The National Security Law Podcast is the direct result of UT’s decision to hire my dear friend Professor Steve Vladeck, who is an all-around amazing person. We share a passion for national security law issues, but we’ve had many years of practice disagreeing with each other, and one day it occurred to us that our daily hallway debates about the latest developments just might be of interest to others. So, with very, very little preparation, we started up a podcast. For better or worse, the National Security Law podcast is pretty much a cross between “The MacNeil Lehrer News Hour” and “Car Talk,” with the security focus.

We cover all the most important recent developments, we go down into the legal weeds as far as we can, we are quick to point out disagreements and then explore them in a friendly way, we laugh too loud and too often, and we wrap every episode with entirely irrelevant trivia regarding Game of Thrones, the NBA, or whatever we’ve been reading lately. Our goal is for it to be accessible and useful for anyone, whether a legal expert or simply an interested person. And we aim for it to be entertaining enough to keep you tuned in for the full hour every week. So far, it’s working.We’ve been at it since January, and get between six and seven thousand downloads every week.

LD: How and why did you become interested in legal education from the admin side as an associate dean – looking at the quality of the school as a whole – as opposed to just teaching your own courses?

BC: Several years ago we had a leadership turnover at the school. The academic affairs associate dean position was open, and I was asked to take it on a short-term basis. I resisted. I didn’t want to be taken out of the classroom even a bit, and I certainly didn’t want to disrupt my scholarly agenda. But in the event they talked me into it, and I very quickly discovered just how worthwhile the administrative work can be. 

One of the core responsibilities of that position is the curriculum, and as a result you soon come to appreciate in a deep way the wide range of amazing things that all your colleagues teach, including all sorts of areas that are far-removed from your own. You come to understand how important these other topics are to the students, to employers, to your colleagues, and then you begin to see how all these separate parts work together – and how they might be improved. It’s fascinating. You find out even more about how interesting your colleagues are, and I love that. 
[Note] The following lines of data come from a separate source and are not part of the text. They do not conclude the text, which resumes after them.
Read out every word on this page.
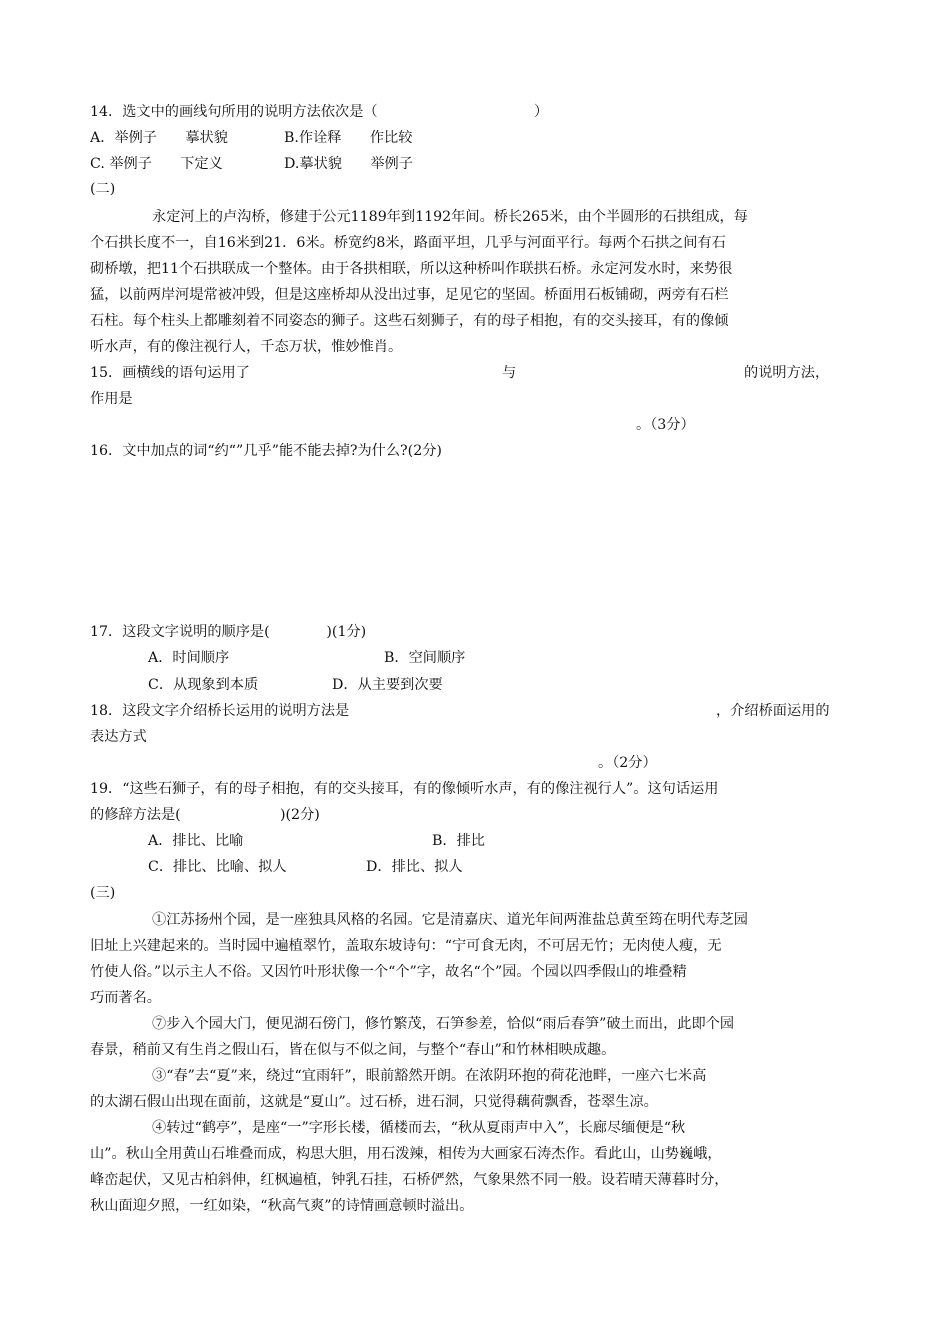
14．选文中的画线句所用的说明方法依次是（	）
A．举例子　　摹状貌	B.作诠释　　作比较
C. 举例子　　下定义	D.摹状貌　　举例子
(二)
永定河上的卢沟桥，修建于公元1189年到1192年间。桥长265米，由个半圆形的石拱组成，每
个石拱长度不一，自16米到21．6米。桥宽约8米，路面平坦，几乎与河面平行。每两个石拱之间有石
砌桥墩，把11个石拱联成一个整体。由于各拱相联，所以这种桥叫作联拱石桥。永定河发水时，来势很
猛，以前两岸河堤常被冲毁，但是这座桥却从没出过事，足见它的坚固。桥面用石板铺砌，两旁有石栏
石柱。每个柱头上都雕刻着不同姿态的狮子。这些石刻狮子，有的母子相抱，有的交头接耳，有的像倾
听水声，有的像注视行人，千态万状，惟妙惟肖。
15．画横线的语句运用了	与	的说明方法，
作用是
。（3分）
16．文中加点的词“约“”几乎”能不能去掉?为什么?(2分)
17．这段文字说明的顺序是(　　　　)(1分)
A．时间顺序	B．空间顺序
C．从现象到本质	D．从主要到次要
18．这段文字介绍桥长运用的说明方法是	，介绍桥面运用的
表达方式
。（2分）
19．“这些石狮子，有的母子相抱，有的交头接耳，有的像倾听水声，有的像注视行人”。这句话运用
的修辞方法是(　　　　　　　)(2分)
A．排比、比喻	B．排比
C．排比、比喻、拟人	D．排比、拟人
(三)
①江苏扬州个园，是一座独具风格的名园。它是清嘉庆、道光年间两淮盐总黄至筠在明代寿芝园
旧址上兴建起来的。当时园中遍植翠竹，盖取东坡诗句：“宁可食无肉，不可居无竹；无肉使人瘦，无
竹使人俗。”以示主人不俗。又因竹叶形状像一个“个”字，故名“个”园。个园以四季假山的堆叠精
巧而著名。
⑦步入个园大门，便见湖石傍门，修竹繁茂，石笋参差，恰似“雨后春笋”破土而出，此即个园
春景，稍前又有生肖之假山石，皆在似与不似之间，与整个“春山”和竹林相映成趣。
③“春”去“夏”来，绕过“宜雨轩”，眼前豁然开朗。在浓阴环抱的荷花池畔，一座六七米高
的太湖石假山出现在面前，这就是“夏山”。过石桥，进石洞，只觉得藕荷飘香，苍翠生凉。
④转过“鹤亭”，是座“一”字形长楼，循楼而去，“秋从夏雨声中入”，长廊尽缅便是“秋
山”。秋山全用黄山石堆叠而成，构思大胆，用石泼辣，相传为大画家石涛杰作。看此山，山势巍峨，
峰峦起伏，又见古柏斜伸，红枫遍植，钟乳石挂，石桥俨然，气象果然不同一般。设若晴天薄暮时分，
秋山面迎夕照，一红如染，“秋高气爽”的诗情画意顿时溢出。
You’re also going to have a seat at the table when at least some of the important issues that come through the dean’s office are decided.If you care about the life of your institution – and I certainly do – this is priceless. There’s also the unexpected, one-off problems that emerge on a daily basis, challenges that somebody has to deal with. Sometimes those are unpleasant, but usually there’s a way of looking at it where it is, at bottom, a puzzle to be solved, one that can make life better for the students, or a colleague, or one of our fabulous staff members, and so on. If you can look at it that way, even the annoying stuff becomes rewarding. This may actually be the part that keeps me in the job, more than all the rest.

The downside of all this is that I have much less time than I would like for my scholarship. I am still very actively engaged, though, especially during summer. I’m nearing completion of a book project that has been my occupation for many years, a deep dive into the long-term history of the laws relating to detention and lethal force in the national security setting prior to 9/11. As for teaching, I still teach the same amount as I ever did. It’s the core of the job, and I just didn’t want to walk away, even temporarily, from any of my courses.